Antibiotics Can Help AAV Patients on Rituxan Lower Risk of Severe Infections, Study Finds
Treatment with a common antibiotic reduces the risk of life-threatening infections in ANCA-associated vasculitis patients being given Rituxan (rituximab) for their condition, a study conducted in the U.K. and Austria reports.
This finding supports the use of the antibiotic trimethoprim-sulfamethoxazole in routine clinical practice for these patients.
The study, “Trimethoprim–sulfamethoxazole prophylaxis prevents severe/life-threatening infections following rituximab in antineutrophil cytoplasm antibody-associated vasculitis” was published in the journal Annals of Rheumatic Diseases.
While the prognosis for ANCA-associated vasculitis (AAV) patients has improved, these people are often exposed to serious complications, either as a consequence of the disease itself or as side effects of medicines, particularly immune suppressors.
Severe infections are among the most worrying complications. Around 48 percent of deaths in the first year of treating this disease are caused by infections, which remain among the three leading causes of death thereafter.
A likelihood of infections increases when the immune system is depressed, and AAV patients taking medicines that suppress the immune system — such as cyclophosphamide and Rituxan – are particularly at risk.
In fact, several studies have warned of multiple life-threatening infections (bacterial, fungal, and viral) following Rituxan treatment. But no clinical recommendations have been issued about the use of prophylactic — preventive — treatments to avoid severe infections in these patients.
For patients receiving cyclophosphamide, the European League Against Rheumatism/European Renal Association – European Dialysis and Transplant Association (EULAR/ERA-EDTA) recommends prophylaxis with an antibiotic. But little is known about infections in AAV patients treated with Rituxan.
Researchers investigated the frequency of severe or life-threatening infections in AAV 192 patients who had been treated with Rituxan. All were referred to either Addenbrooke’s Hospital (Cambridge, U.K.) or the Medical University Innsbruck (Austria) between 2004 and 2014.
Follow-up began at the time of Rituxan administration and continued for two years. Overall, 95 severe infections were recorded in 49 patients (25.52%).
In fact, those given the antibiotic — commonly used to treat several bacterial infections, including respiratory tract infections — had a 70% lower chance of developing severe infections.
Use of trimethoprim-sulfamethoxazole also significantly reduced the time to first significant infection.
Patients with signs of vasculitis in their bronchi or with chronic obstructive pulmonary disease (COPD) were two and six times more likely of getting a serious infection, respectively.
Other significant risk factors were prior treatment with the immunotherapy Lemtrada (alemtuzumab) and, to a lesser extent, patient age.

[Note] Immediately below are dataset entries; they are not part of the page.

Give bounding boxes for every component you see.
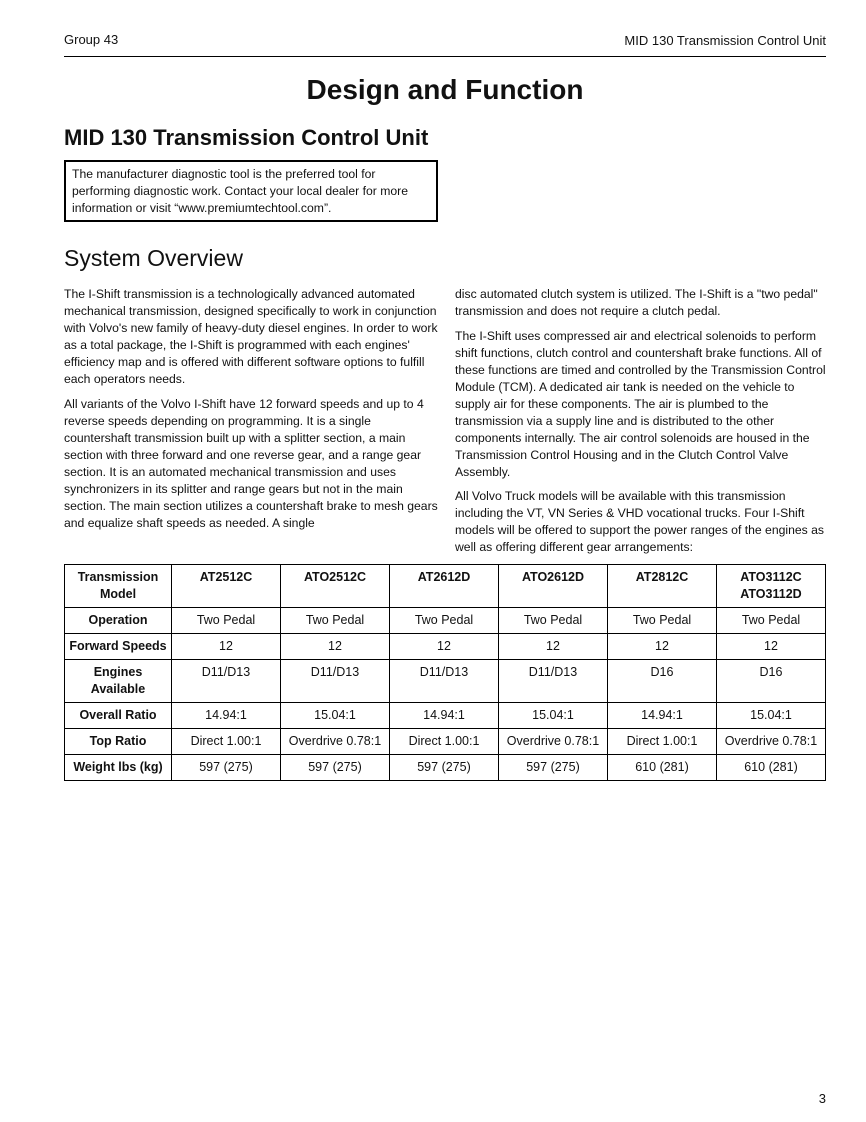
- table-row: [65, 608, 826, 634]
- table-cell: D11/D13: [281, 660, 390, 703]
- table-cell: Overdrive 0.78:1: [717, 729, 826, 755]
- model-header-cell: AT2512C: [172, 565, 281, 608]
- table-cell: D11/D13: [172, 660, 281, 703]
- table-cell: Two Pedal: [281, 608, 390, 634]
- table-cell: 12: [499, 634, 608, 660]
- table-cell: 12: [172, 634, 281, 660]
- header-divider: [64, 56, 826, 57]
- table-cell: 610 (281): [717, 755, 826, 781]
- model-header-cell: AT2612D: [390, 565, 499, 608]
- table-cell: 14.94:1: [390, 703, 499, 729]
- row-label-cell: Top Ratio: [65, 729, 172, 755]
- row-label-cell: Overall Ratio: [65, 703, 172, 729]
- table-cell: Two Pedal: [390, 608, 499, 634]
- model-header-cell: AT2812C: [608, 565, 717, 608]
- row-label-cell: Weight lbs (kg): [65, 755, 172, 781]
- system-overview-heading: System Overview: [64, 245, 243, 271]
- paragraph: The I-Shift transmission is a technologically advanced automated mechanical transmission, designed specifically to work in conjunction with Volvo's new family of heavy-duty diesel engines. In order to work as a total package, the I-Shift is programmed with each engines' efficiency map and is offered with different software options to fulfill each operators needs.: [64, 287, 438, 386]
- table-cell: 597 (275): [499, 755, 608, 781]
- table-cell: Two Pedal: [717, 608, 826, 634]
- table-cell: 597 (275): [281, 755, 390, 781]
- table-row: [65, 634, 826, 660]
- paragraph: disc automated clutch system is utilized. The I-Shift is a "two pedal" transmission and does not require a clutch pedal.: [455, 287, 818, 318]
- model-header-cell: ATO3112C ATO3112D: [717, 565, 826, 608]
- table-cell: 14.94:1: [172, 703, 281, 729]
- header-title: MID 130 Transmission Control Unit: [624, 33, 826, 48]
- table-cell: D11/D13: [390, 660, 499, 703]
- paragraph: The I-Shift uses compressed air and electrical solenoids to perform shift functions, clutch control and countershaft brake functions. All of these functions are timed and controlled by the Transmission Control Module (TCM). A dedicated air tank is needed on the vehicle to supply air for these components. The air is plumbed to the transmission via a supply line and is distributed to the other components internally. The air control solenoids are housed in the Transmission Control Housing and in the Clutch Control Valve Assembly.: [455, 328, 826, 479]
- table-row: [65, 703, 826, 729]
- table-cell: Overdrive 0.78:1: [281, 729, 390, 755]
- table-cell: Two Pedal: [499, 608, 608, 634]
- table-cell: 15.04:1: [281, 703, 390, 729]
- left-column: [64, 286, 438, 539]
- header-label-cell: Transmission Model: [65, 565, 172, 608]
- table-row: [65, 729, 826, 755]
- table-cell: 12: [390, 634, 499, 660]
- model-header-cell: ATO2512C: [281, 565, 390, 608]
- table-cell: 597 (275): [172, 755, 281, 781]
- right-column: [455, 286, 829, 564]
- paragraph: All Volvo Truck models will be available with this transmission including the VT, VN Series & VHD vocational trucks. Four I-Shift models will be offered to support the power ranges of the engines as well as offering different gear arrangements:: [455, 489, 825, 554]
- note-text: The manufacturer diagnostic tool is the preferred tool for performing diagnostic work. Contact your local dealer for more information or visit “www.premiumtechtool.com”.: [72, 167, 408, 215]
- model-header-cell: ATO2612D: [499, 565, 608, 608]
- table-cell: Direct 1.00:1: [172, 729, 281, 755]
- table-row: [65, 755, 826, 781]
- table-cell: 12: [281, 634, 390, 660]
- table-header-row: [65, 565, 826, 608]
- page-title: Design and Function: [306, 74, 584, 105]
- table-cell: D16: [608, 660, 717, 703]
- page-number: 3: [818, 1091, 826, 1106]
- table-cell: 15.04:1: [499, 703, 608, 729]
- transmission-spec-table: [64, 564, 826, 781]
- table-cell: Overdrive 0.78:1: [499, 729, 608, 755]
- header-group: Group 43: [64, 32, 119, 47]
- table-cell: D16: [717, 660, 826, 703]
- table-cell: Direct 1.00:1: [390, 729, 499, 755]
- table-cell: 15.04:1: [717, 703, 826, 729]
- table-cell: 14.94:1: [608, 703, 717, 729]
- table-cell: Direct 1.00:1: [608, 729, 717, 755]
- row-label-cell: Engines Available: [65, 660, 172, 703]
- table-cell: D11/D13: [499, 660, 608, 703]
- row-label-cell: Operation: [65, 608, 172, 634]
- table-cell: 12: [717, 634, 826, 660]
- table-row: [65, 660, 826, 703]
- table-cell: 12: [608, 634, 717, 660]
- note-box: [64, 160, 438, 222]
- paragraph: All variants of the Volvo I-Shift have 12 forward speeds and up to 4 reverse speeds depending on programming. It is a single countershaft transmission built up with a splitter section, a main section with three forward and one reverse gear, and a range gear section. It is an automated mechanical transmission and uses synchronizers in its splitter and range gears but not in the main section. The main section utilizes a countershaft brake to mesh gears and equalize shaft speeds as needed. A single: [64, 396, 438, 530]
- table-cell: Two Pedal: [172, 608, 281, 634]
- table-cell: 610 (281): [608, 755, 717, 781]
- section-subtitle: MID 130 Transmission Control Unit: [64, 125, 429, 150]
- table-cell: 597 (275): [390, 755, 499, 781]
- table-cell: Two Pedal: [608, 608, 717, 634]
- row-label-cell: Forward Speeds: [65, 634, 172, 660]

Respiratory tract infections were the leading cause of severe infections (63 cases), followed by infections of the urinary tract (12 cases), and gastrointestinal tract (8 cases).
The risk of respiratory infections was significantly higher in patients with bronchi involvement, severe bronchiectasis, high neutrophil blood counts, or who were taking Rituxan due to disease relapse.
But those receiving Rituxan after failing to respond to prior treatment (refractory) had a lower frequency of severe infections.
“We found severe infections occurring in approximately one quarter of patients in a 2-year observation period after rituximab therapy” the researchers wrote.
“There was a reduction of severe infections when trimethoprim–sulfamethoxazole prophylaxis was used,” they added, concluding that “while these results require confirmation, they support routine use of trimethoprim–sulfamethoxazole in rituximab-treated patients.”